Hey Friend, Let's Not Fallin' In Love

Rie
Chapter #14

Bab 14. Second Chance

Ritme teratur dari alat-alat medis menjadi satu-satunya suara yang menyapa pendengaran Askara begitu ia membuka matanya. Matanya terasa berat untuk sekadar melihat sekitarnya. Suasana tenang yang Askara hapal, juga rasa ngilu dan sakit yang ia rasakan meski sudah sedikit berkurang dari sebelumnya.

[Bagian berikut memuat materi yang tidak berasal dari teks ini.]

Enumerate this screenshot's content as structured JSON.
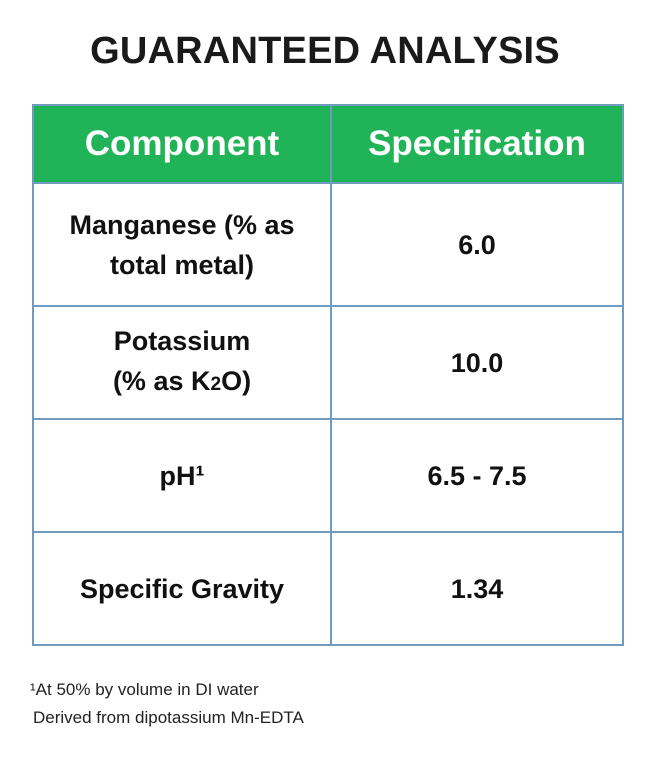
{
  "title": "GUARANTEED ANALYSIS",
  "table": {
    "headers": {
      "component": "Component",
      "specification": "Specification"
    },
    "rows": [
      {
        "component_line1": "Manganese (% as",
        "component_line2": "total metal)",
        "specification": "6.0"
      },
      {
        "component_line1": "Potassium",
        "component_line2_pre": "(% as K",
        "component_line2_sub": "2",
        "component_line2_post": "O)",
        "specification": "10.0"
      },
      {
        "component": "pH¹",
        "specification": "6.5 - 7.5"
      },
      {
        "component": "Specific Gravity",
        "specification": "1.34"
      }
    ]
  },
  "footnotes": {
    "note1": "¹At 50% by volume in DI water",
    "note2": "Derived from dipotassium Mn-EDTA"
  },
  "colors": {
    "header_background": "#20b357",
    "border": "#6f9bbf"
  }
}
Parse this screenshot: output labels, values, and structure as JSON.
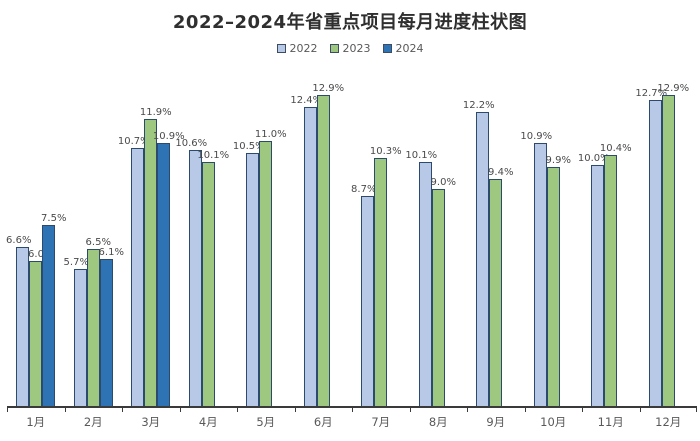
{
  "chart_data": {
    "type": "bar",
    "title": "2022–2024年省重点项目每月进度柱状图",
    "categories": [
      "1月",
      "2月",
      "3月",
      "4月",
      "5月",
      "6月",
      "7月",
      "8月",
      "9月",
      "10月",
      "11月",
      "12月"
    ],
    "series": [
      {
        "name": "2022",
        "color": "#b7c9e6",
        "values": [
          6.6,
          5.7,
          10.7,
          10.6,
          10.5,
          12.4,
          8.7,
          10.1,
          12.2,
          10.9,
          10.0,
          12.7
        ]
      },
      {
        "name": "2023",
        "color": "#9ec87f",
        "values": [
          6.0,
          6.5,
          11.9,
          10.1,
          11.0,
          12.9,
          10.3,
          9.0,
          9.4,
          9.9,
          10.4,
          12.9
        ]
      },
      {
        "name": "2024",
        "color": "#2e74b5",
        "values": [
          7.5,
          6.1,
          10.9,
          null,
          null,
          null,
          null,
          null,
          null,
          null,
          null,
          null
        ]
      }
    ],
    "value_suffix": "%",
    "value_decimals": 1,
    "ylim": [
      0,
      13.6
    ],
    "grid": false,
    "legend_position": "top",
    "data_labels": "outside-end",
    "axis_color": "#3a3a3a",
    "bar_border_color": "#2b4a6e",
    "label_color": "#4a4a4a",
    "tick_label_color": "#595959"
  }
}
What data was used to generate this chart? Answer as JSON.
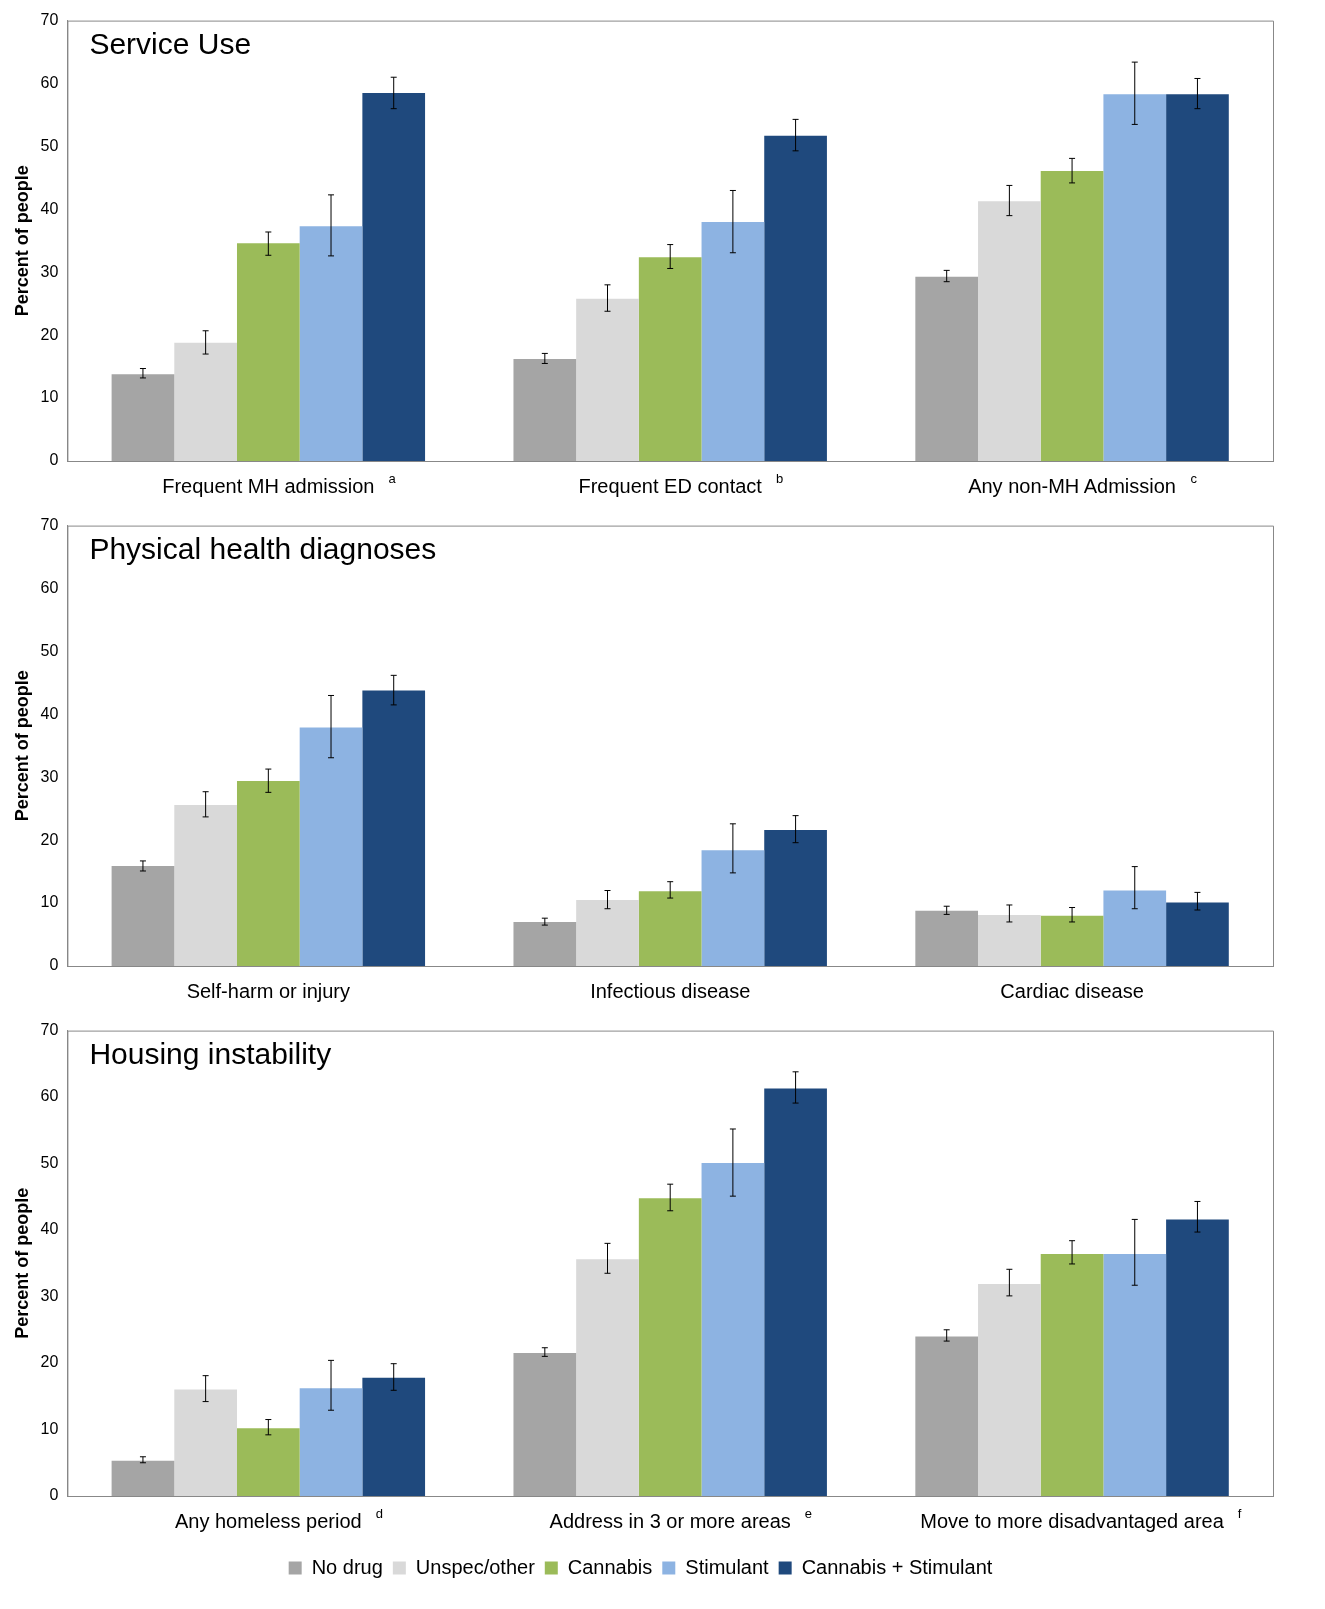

Mengedarkan pandangan ke sekeliling, berusaha sadar dan menenangkan bising di kepalanya saat kesadaran menjemputnya. Kenapa ia di sini?

Memejamkan kembali matanya, Askara berusaha mengingat apa yang terjadi sebelumnya, namun otaknya tidak mau bekerja sama saat ini. Ia mengingat semua hal yang membuatnya merasa menderita. Pukulan yang ia terima dari Papinya, rasa kesepian yang menyerangnya bersamaan kerinduannya pada saudara kembarnya. Napasnya pelan teratur melalui ventilator, ia tidak bisa menggerakkan tubuhnya, rasanya kaku. Rusuknya masih terasa sakit saat ia berusaha bangun.

"Oh, kamu sudah bangun?"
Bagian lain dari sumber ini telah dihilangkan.